In 1921 werd de boerderij gerenoveerd en in 1935 opnieuw door Fernando García de Mercadal. In de jaren zestig sloot het plein zich af voor het wegverkeer en voegde het een ondergrondse parkeergarage toe onder het plein. De laatste van de uitvoeringen op de Plaza Mayor, gehouden in 1992, bestond uit wandversiering, het werk van Carlos Franco, van de Casa de la Panadería, die mythologische figuren zoals de godin Cibeles voorstelt. Tegenwoordig is de Plaza Mayor een belangrijke toeristische trekpleister, maar wordt ook gevierd door de inwoners van Madrid en is het een stukje Spaanse cultuur geworden . Naast de Plaza Mayor aan de Arco de Cuchilleros-straat ligt het Restaurante Botin, het oudste restaurant ter wereld.
De naam van het plein is in de loop van de tijd veranderd. Het staat bekend als "Plaza del Arrabal", "Plaza de la Constitución", "Plaza Real", "Plaza de la República" en nu "Plaza Mayor". Deze namen weerspiegelen gebeurtenissen, geschiedenis en heerschappij in de Spaanse geschiedenis.

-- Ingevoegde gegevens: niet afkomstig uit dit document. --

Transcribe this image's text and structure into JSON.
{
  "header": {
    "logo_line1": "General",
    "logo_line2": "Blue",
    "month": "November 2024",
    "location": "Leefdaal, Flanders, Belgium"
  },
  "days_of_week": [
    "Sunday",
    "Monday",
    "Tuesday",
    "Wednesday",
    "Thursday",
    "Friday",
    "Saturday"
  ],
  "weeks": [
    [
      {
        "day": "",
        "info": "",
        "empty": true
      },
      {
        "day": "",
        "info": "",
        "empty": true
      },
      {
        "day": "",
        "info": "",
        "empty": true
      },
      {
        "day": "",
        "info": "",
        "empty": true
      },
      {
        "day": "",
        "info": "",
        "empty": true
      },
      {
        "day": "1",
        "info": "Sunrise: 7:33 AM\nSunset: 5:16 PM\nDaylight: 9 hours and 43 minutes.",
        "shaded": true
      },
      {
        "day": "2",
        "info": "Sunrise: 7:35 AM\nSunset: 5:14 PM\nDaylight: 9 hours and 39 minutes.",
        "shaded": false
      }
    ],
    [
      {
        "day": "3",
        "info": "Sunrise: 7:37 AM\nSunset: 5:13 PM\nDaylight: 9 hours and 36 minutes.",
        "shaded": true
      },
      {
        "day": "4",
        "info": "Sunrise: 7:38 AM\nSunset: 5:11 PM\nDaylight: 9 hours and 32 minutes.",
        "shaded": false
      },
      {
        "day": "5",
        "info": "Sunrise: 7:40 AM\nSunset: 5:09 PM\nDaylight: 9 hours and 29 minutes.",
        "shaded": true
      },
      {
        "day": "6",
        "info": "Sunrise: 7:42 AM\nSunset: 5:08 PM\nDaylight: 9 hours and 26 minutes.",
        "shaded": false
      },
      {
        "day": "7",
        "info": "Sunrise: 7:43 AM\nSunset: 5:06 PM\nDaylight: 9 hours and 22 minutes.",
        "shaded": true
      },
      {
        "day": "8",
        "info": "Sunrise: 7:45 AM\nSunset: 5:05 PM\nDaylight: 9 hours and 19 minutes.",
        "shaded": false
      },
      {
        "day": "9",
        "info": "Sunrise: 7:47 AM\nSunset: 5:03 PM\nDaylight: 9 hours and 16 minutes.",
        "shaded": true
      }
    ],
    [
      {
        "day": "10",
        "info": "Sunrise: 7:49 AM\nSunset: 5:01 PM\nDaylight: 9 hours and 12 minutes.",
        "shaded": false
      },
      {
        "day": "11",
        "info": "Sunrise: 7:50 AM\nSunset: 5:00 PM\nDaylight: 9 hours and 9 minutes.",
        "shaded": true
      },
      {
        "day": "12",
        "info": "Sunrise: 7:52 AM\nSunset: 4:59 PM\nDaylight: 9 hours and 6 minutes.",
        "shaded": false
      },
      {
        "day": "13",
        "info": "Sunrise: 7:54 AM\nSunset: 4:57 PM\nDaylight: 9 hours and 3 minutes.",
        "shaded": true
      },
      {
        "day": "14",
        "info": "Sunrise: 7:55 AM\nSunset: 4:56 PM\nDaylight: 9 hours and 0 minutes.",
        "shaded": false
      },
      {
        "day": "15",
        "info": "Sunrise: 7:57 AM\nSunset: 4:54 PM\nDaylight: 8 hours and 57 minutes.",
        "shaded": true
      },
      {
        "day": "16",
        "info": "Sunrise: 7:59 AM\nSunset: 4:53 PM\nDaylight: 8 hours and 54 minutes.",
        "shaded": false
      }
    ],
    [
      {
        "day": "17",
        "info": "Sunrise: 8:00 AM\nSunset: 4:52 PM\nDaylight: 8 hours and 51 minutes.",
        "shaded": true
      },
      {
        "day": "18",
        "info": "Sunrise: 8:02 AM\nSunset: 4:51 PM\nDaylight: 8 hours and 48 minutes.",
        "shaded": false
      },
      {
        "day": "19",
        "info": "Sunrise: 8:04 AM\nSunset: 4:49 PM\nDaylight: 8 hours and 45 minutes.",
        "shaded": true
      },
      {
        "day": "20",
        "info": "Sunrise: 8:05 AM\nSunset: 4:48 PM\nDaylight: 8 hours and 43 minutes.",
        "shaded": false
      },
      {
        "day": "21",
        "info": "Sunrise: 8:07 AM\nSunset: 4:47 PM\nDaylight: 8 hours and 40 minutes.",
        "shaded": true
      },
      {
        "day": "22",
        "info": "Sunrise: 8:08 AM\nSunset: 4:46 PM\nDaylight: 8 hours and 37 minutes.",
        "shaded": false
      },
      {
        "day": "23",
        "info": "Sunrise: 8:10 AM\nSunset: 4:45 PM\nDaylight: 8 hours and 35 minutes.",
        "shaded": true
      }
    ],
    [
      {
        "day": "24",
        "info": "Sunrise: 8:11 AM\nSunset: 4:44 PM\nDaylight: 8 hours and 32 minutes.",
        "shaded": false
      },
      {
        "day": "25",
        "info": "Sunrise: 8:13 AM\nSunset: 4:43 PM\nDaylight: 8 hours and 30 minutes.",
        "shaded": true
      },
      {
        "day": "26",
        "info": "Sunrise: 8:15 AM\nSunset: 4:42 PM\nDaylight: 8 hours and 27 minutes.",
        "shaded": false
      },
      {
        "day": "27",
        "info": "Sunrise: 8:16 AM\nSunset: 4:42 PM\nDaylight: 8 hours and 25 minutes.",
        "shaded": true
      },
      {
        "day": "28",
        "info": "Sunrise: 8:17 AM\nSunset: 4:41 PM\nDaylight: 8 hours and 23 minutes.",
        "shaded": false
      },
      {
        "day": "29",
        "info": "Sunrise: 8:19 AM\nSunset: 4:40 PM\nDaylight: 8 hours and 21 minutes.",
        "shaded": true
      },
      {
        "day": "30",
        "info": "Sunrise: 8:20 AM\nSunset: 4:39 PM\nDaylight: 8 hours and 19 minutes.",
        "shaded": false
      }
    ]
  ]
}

"Plaza del Arrabal" was de oorspronkelijke naam van het huidige "Plaza Mayor". De "Plaza del Arrabal" was ooit de locatie van de meest populaire markt tot het einde van de 15e eeuw. Volgens de grondwet van 1812 werden alle grote pleinen in Spanje omgedoopt tot "Plaza de la Constitución". Het droeg ook deze naam 1820 tot 1823, 1833 tot 1835, 1840 tot 1843 en 1876 tot 1922. Toen de Borbón-koning in 1814 werd hersteld, werd het bekend als de "Plaza Real". In 1873 veranderde de naam in "Plaza de la República". Aan het einde van de Spaanse burgeroorlog kreeg het plein de huidige naam "Plaza Mayor". In het midden van het plein staat een bronzen standbeeld van koning Filips III , gemaakt in 1616 door Jean Boulogne en Pietro Tacca . Giambologna 's ruiterstandbeeld van Filips III dateert uit 1616, maar werd pas in 1848 in het midden van het plein geplaatst. Het beeld was een geschenk van de hertog van Florence in die tijd. Het was koningin Isabel II bevolen om het van Casa de Campo te verplaatsen om het middelpunt van de Plaza Mayor te worden.